While loan seekers are often confused when making a decision between seeking loans on credit cards or against mutual fund investment, here are a few important factors to consider.
What is loan against credit cards?
Loans against credit cards are a sort of personal loan where one can easily apply for an instant loan that too without any documentation. While it is a kind of unsecured loan, it is the best option for those who need immediate cash to deal with financial emergencies. Also, it may come with lower interest rates in certain cases.
What are loans against mutual funds?
If you are looking for a personal loan, you can avail credit by pledging mutual fund investment. In such cases, investors provide their units as collateral to the banks while still holding the ownership. Loan against mutual fund works on the concept of Loan to Value (LTV) and can be availed against both equity and debt funds.
What is a better credit option?
When making a comparison between loans against mutual funds and credit cards, individuals need to take a few things into consideration.
While credit cards offer instant financial support, loan against mutual funds comes with a series of benefits like competitive interest rate, quick disbursal and the benefit of continued returns.
Read the following points to make a better choice between the two credit options:
1. In the case of loans against credit cards, banks block the cash withdrawal limit on the cards, as a result of which you may not be able to use that amount until the repayment is done. On the other hand, a loan against mutual funds helps to meet your financial requirement and at the same time also preserves the investment. Along with that, the units will also continue to earn the returns a per the Mutual Fund scheme.
2. Loans against credit cards are an unsecured form of credit line, while loans against mutual funds are secured options that are offered at a competitive interest rate.

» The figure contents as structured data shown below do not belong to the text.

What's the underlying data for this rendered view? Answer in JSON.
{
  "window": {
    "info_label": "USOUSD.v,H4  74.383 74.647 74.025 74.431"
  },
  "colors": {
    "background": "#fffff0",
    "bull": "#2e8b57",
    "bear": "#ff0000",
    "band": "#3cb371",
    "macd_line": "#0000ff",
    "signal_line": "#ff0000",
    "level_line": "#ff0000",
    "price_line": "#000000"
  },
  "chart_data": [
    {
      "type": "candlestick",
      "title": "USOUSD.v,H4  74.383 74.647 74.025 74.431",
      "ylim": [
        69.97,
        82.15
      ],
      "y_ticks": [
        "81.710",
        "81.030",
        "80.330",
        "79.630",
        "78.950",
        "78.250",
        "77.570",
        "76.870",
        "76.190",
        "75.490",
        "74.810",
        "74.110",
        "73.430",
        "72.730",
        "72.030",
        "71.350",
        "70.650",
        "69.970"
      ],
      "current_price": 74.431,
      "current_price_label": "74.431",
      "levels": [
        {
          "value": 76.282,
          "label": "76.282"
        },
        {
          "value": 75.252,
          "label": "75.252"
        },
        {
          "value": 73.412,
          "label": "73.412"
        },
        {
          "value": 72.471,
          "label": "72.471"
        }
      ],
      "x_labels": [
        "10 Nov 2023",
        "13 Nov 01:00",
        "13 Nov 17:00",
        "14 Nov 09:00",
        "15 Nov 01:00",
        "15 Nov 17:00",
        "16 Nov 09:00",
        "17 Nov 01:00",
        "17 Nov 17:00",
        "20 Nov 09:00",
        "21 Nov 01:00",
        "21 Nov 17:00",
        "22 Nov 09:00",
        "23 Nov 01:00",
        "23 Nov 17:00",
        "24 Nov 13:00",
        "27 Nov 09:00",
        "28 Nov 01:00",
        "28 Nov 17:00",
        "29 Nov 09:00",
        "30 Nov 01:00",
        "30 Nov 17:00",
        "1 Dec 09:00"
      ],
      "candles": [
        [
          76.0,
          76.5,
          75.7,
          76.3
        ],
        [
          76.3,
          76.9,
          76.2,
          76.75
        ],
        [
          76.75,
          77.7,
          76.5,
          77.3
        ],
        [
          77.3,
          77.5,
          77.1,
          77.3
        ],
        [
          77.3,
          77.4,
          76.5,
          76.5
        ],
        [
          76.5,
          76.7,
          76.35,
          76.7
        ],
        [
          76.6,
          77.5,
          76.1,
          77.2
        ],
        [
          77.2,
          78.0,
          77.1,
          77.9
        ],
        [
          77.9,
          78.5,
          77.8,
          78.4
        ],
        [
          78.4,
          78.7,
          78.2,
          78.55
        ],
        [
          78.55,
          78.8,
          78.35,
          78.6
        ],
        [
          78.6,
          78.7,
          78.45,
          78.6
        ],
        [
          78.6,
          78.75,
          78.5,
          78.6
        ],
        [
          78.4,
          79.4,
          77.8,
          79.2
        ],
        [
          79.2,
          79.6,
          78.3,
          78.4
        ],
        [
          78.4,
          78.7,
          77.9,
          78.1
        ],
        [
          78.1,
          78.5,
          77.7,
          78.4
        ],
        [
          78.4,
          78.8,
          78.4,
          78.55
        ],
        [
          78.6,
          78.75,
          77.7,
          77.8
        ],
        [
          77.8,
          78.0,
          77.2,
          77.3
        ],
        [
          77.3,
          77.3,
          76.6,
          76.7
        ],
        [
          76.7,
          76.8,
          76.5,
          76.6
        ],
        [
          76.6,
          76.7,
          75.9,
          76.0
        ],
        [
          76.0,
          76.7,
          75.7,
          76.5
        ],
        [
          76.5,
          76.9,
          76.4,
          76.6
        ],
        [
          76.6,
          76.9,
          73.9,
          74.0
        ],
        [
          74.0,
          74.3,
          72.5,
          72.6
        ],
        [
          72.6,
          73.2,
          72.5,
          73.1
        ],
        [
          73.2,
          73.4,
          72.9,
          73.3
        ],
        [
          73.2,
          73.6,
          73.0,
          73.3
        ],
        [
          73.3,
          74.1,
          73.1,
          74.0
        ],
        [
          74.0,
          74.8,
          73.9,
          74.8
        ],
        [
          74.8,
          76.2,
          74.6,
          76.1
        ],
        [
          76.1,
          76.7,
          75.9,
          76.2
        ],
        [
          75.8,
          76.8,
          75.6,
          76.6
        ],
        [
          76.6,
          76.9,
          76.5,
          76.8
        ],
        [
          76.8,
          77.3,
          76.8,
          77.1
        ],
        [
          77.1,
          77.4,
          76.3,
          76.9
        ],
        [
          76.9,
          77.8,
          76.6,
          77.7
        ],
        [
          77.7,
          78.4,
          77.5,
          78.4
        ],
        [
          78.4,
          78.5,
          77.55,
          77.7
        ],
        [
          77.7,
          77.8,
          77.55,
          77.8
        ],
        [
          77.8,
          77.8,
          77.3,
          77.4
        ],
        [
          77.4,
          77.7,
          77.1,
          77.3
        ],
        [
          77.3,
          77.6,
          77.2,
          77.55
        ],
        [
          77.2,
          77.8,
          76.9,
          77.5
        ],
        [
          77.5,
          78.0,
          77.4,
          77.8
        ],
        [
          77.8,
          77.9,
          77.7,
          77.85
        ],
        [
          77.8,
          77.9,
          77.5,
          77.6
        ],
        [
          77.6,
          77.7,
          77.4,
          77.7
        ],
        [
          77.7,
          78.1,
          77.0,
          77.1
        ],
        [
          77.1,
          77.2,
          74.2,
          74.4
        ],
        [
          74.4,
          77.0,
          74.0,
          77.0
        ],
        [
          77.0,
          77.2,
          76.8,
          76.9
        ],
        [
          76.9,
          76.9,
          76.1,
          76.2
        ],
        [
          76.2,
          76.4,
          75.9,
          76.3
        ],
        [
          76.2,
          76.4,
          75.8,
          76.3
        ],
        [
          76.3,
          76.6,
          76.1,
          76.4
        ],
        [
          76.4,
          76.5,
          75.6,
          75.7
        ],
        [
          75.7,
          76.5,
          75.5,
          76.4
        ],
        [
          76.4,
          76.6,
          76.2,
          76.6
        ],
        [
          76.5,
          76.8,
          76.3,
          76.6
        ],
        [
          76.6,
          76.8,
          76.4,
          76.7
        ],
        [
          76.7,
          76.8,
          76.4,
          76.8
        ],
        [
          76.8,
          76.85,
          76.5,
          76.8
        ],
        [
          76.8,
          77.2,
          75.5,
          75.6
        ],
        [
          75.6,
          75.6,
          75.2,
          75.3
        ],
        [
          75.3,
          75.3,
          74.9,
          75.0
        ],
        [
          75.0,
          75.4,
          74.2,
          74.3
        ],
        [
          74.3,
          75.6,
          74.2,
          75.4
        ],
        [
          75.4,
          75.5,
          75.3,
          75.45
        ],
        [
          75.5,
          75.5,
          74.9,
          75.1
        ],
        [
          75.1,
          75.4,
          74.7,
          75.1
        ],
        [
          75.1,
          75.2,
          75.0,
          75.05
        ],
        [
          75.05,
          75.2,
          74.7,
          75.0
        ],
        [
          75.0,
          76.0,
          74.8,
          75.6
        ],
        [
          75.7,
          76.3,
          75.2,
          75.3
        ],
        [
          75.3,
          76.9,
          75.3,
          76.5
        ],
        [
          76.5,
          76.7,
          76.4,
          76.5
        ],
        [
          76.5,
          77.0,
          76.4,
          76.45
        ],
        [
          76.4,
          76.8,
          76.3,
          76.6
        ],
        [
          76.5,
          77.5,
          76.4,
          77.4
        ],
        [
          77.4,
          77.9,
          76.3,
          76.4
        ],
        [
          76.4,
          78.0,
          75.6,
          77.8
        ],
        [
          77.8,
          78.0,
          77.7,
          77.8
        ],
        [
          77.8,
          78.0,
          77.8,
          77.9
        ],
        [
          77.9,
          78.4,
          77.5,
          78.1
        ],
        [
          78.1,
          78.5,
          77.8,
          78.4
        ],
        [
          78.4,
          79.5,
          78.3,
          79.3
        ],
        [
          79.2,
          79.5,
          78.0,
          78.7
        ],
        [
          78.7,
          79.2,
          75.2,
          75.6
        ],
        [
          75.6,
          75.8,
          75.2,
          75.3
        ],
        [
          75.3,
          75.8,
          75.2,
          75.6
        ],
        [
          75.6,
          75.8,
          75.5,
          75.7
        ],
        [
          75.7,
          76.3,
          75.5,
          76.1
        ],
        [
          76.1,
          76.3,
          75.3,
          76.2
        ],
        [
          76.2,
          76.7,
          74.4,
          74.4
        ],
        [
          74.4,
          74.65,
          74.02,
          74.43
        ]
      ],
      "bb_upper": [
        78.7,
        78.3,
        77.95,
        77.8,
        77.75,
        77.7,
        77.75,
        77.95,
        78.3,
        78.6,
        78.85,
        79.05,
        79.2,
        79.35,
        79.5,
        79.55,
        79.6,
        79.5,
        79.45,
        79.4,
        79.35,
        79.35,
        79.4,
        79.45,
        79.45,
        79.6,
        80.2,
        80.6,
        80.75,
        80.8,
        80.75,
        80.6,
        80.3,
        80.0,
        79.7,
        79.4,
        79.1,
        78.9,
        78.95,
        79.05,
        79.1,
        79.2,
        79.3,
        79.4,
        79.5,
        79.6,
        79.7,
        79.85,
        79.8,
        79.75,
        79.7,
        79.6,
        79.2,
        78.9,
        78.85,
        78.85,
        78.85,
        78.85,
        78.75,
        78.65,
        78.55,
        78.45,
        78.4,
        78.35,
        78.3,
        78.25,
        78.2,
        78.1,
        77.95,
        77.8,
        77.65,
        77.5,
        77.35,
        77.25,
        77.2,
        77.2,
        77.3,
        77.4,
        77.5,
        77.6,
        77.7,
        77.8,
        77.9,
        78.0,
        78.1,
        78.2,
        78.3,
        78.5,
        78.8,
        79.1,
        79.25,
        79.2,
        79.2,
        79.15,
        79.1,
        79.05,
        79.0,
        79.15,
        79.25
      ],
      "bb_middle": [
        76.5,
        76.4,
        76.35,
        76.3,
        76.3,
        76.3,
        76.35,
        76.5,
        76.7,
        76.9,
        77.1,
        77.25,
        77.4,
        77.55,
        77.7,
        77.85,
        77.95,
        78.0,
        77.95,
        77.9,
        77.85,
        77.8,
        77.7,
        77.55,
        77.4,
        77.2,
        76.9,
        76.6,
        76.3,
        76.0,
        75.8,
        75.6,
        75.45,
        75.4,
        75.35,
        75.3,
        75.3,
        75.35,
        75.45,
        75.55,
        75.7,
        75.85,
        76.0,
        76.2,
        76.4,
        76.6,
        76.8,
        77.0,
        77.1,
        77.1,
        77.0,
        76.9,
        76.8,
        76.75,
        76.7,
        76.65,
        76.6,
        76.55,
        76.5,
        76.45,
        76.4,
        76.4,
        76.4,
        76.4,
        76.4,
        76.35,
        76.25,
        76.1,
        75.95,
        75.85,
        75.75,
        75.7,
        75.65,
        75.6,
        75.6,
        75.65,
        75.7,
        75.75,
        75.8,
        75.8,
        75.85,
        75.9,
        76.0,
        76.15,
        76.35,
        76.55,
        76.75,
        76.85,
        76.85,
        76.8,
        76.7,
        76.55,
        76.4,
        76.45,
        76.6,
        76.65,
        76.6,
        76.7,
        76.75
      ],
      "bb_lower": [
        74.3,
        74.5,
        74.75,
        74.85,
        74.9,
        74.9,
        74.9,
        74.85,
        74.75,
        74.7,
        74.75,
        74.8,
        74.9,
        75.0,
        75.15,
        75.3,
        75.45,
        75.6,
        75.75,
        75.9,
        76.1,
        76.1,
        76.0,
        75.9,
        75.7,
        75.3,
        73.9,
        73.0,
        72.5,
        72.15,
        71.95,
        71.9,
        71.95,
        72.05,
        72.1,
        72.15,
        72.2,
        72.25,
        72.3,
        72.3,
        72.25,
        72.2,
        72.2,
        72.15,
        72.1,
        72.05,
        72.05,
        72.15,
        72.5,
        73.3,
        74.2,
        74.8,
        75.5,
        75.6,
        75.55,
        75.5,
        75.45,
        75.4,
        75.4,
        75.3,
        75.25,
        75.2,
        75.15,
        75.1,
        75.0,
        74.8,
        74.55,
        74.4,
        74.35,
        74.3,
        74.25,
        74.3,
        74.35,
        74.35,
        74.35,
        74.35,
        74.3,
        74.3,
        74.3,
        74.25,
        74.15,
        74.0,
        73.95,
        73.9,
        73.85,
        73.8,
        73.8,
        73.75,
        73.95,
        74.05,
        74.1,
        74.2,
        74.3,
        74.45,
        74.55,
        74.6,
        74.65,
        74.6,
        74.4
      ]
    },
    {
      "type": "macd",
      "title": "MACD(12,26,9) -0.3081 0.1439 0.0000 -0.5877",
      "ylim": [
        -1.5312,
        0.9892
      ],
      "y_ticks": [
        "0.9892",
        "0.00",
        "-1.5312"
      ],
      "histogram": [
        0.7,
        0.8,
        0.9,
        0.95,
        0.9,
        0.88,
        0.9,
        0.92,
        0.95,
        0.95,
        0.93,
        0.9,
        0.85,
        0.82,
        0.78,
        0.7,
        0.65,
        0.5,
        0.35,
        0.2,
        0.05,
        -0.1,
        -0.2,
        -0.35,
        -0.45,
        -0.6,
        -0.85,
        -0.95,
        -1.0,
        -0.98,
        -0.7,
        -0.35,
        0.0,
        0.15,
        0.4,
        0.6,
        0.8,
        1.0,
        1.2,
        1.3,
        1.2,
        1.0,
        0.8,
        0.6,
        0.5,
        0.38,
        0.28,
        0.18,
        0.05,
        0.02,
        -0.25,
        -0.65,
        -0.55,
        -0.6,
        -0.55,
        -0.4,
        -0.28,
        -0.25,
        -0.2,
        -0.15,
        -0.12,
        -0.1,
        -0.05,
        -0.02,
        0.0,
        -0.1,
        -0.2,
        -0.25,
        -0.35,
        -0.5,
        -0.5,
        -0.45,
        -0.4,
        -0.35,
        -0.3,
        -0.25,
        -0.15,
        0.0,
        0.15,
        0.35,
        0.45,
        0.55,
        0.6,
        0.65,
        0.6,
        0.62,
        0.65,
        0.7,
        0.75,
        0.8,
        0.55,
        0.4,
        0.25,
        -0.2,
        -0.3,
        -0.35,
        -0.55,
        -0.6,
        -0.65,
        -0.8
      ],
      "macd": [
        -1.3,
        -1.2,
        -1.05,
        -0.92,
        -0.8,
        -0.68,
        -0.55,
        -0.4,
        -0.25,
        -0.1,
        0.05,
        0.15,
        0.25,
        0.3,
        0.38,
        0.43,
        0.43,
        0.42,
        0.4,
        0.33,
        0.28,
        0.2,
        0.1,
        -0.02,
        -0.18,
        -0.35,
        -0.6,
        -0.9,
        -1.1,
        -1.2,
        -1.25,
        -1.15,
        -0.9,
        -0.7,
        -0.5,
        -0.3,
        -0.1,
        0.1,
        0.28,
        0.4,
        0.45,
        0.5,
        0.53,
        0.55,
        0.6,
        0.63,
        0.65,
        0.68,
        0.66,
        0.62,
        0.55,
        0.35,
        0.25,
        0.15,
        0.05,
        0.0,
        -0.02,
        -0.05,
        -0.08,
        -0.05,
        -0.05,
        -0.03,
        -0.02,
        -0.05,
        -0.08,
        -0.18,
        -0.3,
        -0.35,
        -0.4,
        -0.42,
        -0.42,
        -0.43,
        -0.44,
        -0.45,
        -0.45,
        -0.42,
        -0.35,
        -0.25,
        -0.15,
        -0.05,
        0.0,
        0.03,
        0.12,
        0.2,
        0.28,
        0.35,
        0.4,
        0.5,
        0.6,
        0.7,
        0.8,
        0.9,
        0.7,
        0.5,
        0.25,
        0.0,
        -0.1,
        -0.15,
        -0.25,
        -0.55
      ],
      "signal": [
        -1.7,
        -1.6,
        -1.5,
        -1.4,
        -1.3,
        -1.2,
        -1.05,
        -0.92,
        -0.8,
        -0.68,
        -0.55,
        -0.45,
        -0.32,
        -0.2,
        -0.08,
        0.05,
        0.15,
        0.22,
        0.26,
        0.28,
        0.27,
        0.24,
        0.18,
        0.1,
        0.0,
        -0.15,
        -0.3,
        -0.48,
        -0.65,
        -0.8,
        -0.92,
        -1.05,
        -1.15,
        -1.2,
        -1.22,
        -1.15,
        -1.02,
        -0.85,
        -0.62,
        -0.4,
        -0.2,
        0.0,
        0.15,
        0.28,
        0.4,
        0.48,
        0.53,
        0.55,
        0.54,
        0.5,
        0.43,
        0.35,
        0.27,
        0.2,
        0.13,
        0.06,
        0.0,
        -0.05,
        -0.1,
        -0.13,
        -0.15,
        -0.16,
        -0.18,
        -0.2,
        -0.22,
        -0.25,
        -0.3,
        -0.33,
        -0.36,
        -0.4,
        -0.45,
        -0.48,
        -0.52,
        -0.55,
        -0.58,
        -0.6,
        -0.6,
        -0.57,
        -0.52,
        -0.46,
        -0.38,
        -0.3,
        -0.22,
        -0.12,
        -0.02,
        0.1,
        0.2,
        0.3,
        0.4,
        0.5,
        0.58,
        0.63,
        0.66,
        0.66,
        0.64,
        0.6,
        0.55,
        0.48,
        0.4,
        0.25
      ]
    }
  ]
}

This often makes loans against mutual funds a far more economical option than credit cards. As the interest is calculated on the utilised loan amount, you can repay the amount in EMIs.
3. Loans against credit cards are disbursed quickly and it is the same for mutual funds as well. While no documents are required for the credit cards, loans against mutual funds need certain documentation, following which the loan request will be processed and the amount will be disbursed within the stipulated time, as decided by the lender.
Taking all these points into consideration, it seems like taking a loan against mutual funds is a better option as it helps investors to use their existing investments to access funds for their financial needs. After making a proper comparison and seeking the right information about the process, one can make an application for the loan.